Friday, February 26, 2010

Tosca on match day

I had a funeral today, straight after the midday Eucharist, at Pidgeon's funeral chapel over on Cowbridge Road. A car was arranged to pick me up from church, but turned up late because the driver went to the Vicarage instead, and had to double back through the growing queue of traffic arriving in town for the evening's Rugby international. So I stood out on St Mary Street in the cold wind for twenty minutes, before the car arrived, and we managed to reach our destination and get started only a few minutes late.

After the service, I saw the widow sitting on her own in a large stretch limousine - all the friends and relations seemed to have come in their own cars - so rather than ride in the hearse I joined her and we chatted all the way to Thornhill. I don't think she wanted to be on her own. It just happened because nobody involved had given it much thought. It was cold and windy at the graveside for the brief commital ceremony, and I was pleased to see that a few friends and relations were alongside her when I left to return to church and finish tasks left off earlier in the day.

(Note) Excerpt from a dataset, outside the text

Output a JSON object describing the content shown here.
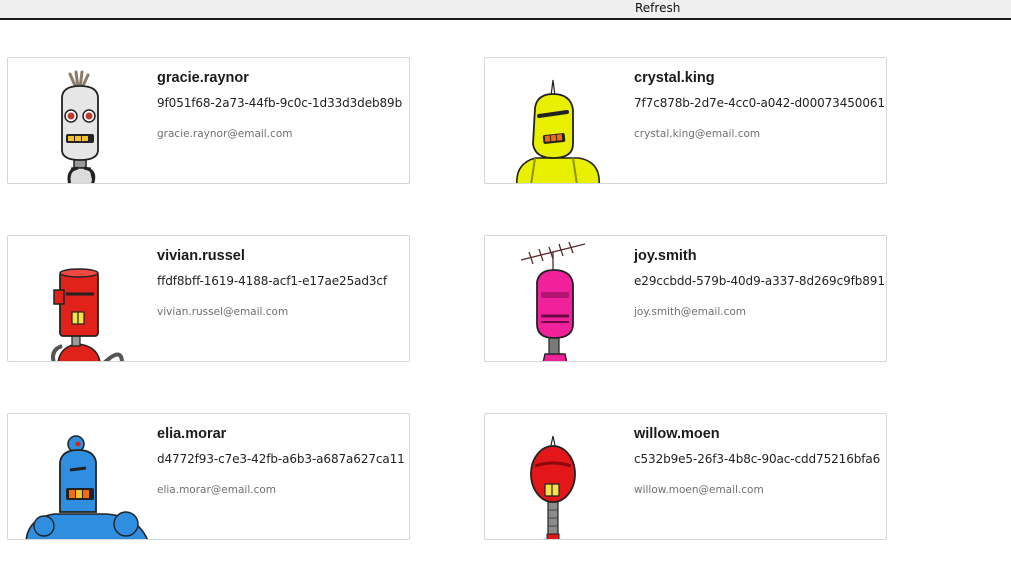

I was tired when I got home at tea time, but fortunately not chilled by the harsh wind. I perked up when Clare reminded me that we were due to be at the Millennium Centre for Puccini's 'Tosca' after an early supper. It's my favourite melodrama, and this time we arrived in good time to see all three acts. Last time it was on, we forgot we'd booked until half way through supper. We dashed down and caught the second and third act. It was basically the same production, different singers, so this time we got the full picture.

The end of the first act comes with the announcement of Bonaparte's victory over the Italians at Marengo, leading to a re-instatement of the old regime. There's a procession and Te Deum in the church of San Andrea in Valle, where the unfolding drama of the first act is set. In other productions, it's a procession of the Blessed Sacrament, with prelates in attendance. In this version, a papal procession was depicted - surely an error, as the church in question is well outside the Vatican walls, and not the sort of place a pope would appear in public within minutes of the death knell of a regime unsympathetic to the pope being announced. Annoying details - must check!

It took us half an hour to do a ten minute journey home, as the late rugby match crowds were hitting the road roughly the same time as we were crossing the city centre. Wales lost it seems.